Cycling’s Hour Record is akin to the 100m sprint in Athletics, everyone wants to know just how fast they can go with the distance or time.
Molly Shaffer Van Houweling will attempt to break the UCI Hour Record on September 12, 2015, at the Velodromo Bicentenario in Aguascalientes, Mexico. She will be the second female rider to go after cycling’s iconic record since its rules changed in May 2014.
Van Houweling is the current holder of the US Hour Record. She is also a five-time UCI amateur road world champion, most recently winning the road race and time trial titles at the 2014 UCI World Cycling Tour Final in Ljubljana, Slovenia.

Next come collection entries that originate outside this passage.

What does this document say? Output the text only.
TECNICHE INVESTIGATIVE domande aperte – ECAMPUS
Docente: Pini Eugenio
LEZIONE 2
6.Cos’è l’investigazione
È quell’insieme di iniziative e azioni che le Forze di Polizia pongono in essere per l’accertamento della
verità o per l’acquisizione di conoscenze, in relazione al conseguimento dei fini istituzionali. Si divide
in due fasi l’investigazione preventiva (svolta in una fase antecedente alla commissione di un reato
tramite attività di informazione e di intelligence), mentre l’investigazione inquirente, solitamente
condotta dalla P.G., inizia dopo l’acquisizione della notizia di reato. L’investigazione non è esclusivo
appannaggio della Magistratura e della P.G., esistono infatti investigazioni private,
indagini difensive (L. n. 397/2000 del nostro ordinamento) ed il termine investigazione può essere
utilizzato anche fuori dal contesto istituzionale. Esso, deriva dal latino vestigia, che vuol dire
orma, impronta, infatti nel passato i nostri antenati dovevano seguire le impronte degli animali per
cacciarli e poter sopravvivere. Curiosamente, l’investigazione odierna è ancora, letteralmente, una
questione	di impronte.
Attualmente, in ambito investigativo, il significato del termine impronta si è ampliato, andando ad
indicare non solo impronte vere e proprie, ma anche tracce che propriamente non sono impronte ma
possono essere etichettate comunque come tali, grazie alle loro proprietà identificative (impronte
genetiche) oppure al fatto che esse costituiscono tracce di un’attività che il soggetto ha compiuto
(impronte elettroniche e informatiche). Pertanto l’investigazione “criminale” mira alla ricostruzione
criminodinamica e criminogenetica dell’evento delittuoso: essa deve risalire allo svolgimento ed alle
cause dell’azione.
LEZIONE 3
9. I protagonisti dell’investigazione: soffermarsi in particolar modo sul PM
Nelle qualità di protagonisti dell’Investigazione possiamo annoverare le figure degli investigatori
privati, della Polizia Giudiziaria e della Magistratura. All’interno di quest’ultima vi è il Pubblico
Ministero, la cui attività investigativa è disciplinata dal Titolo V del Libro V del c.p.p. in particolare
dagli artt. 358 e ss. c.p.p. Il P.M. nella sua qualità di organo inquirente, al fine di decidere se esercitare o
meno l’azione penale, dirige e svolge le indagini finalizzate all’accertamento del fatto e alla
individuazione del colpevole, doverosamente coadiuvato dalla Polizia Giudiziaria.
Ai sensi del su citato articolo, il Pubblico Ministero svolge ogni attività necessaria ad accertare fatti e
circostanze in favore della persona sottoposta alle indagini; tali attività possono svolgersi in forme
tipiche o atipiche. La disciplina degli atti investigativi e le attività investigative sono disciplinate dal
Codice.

Regarding her upcoming attempt, Van Houweling said:
“It is an honour and an immense challenge to take on the most epic record in all of cycling. I have had several opportunities to ride on the track in Aguascalientes, and I know that it is a fantastic facility. Mexico has a special place in the UCI Hour Record history, as the site of records by Eddy Merckx, Jeannie Longo, and Leontien van Moorsel. I hope my upcoming attempt will be part of that proud history.”
A native of Ann Arbor, Michigan, Van Houweling now lives in Berkeley, California, where she is Professor of Law and Associate Dean at the University of California, Berkeley, School of Law. She is a long-time member of Metromint Cycling, a racing team based in the San Francisco Bay area.
Van Houweling’s attempt on the UCI Hour Record comes 60 years after the first mark (38.473km) was set by Soviet athlete Tamara Novikova in 1955. The existing record of 46.065km was established in Mexico City in 2003 by the then World Champion and Olympic gold medallist Leontien Zijlaard-van Moorsel, of the Netherlands.
In May, 2014, the UCI took steps to modernise and simplify the rules for the UCI Hour Record; the record can now be tackled using any bicycle that conforms to the rules for endurance track events. Following the rule change, the men’s record has been broken five times, most recently by Sir Bradley Wiggins on June 7, 2015 (54.526km). The only female rider to attempt the record since the rule change was Dame Sarah Storey, who rode 45.502km on February 28, 2015 – setting a new British record but falling short of van Moorsel’s mark.
UCI President Brian Cookson welcomed the latest attempt:
“I am delighted that another athlete will make an attempt on the women’s UCI Hour Record. Last December, Molly Shaffer Van Houweling broke the US Hour Record, which had stood for 24 years. It will be very exciting to see what she can achieve in her attempt at the World Record.”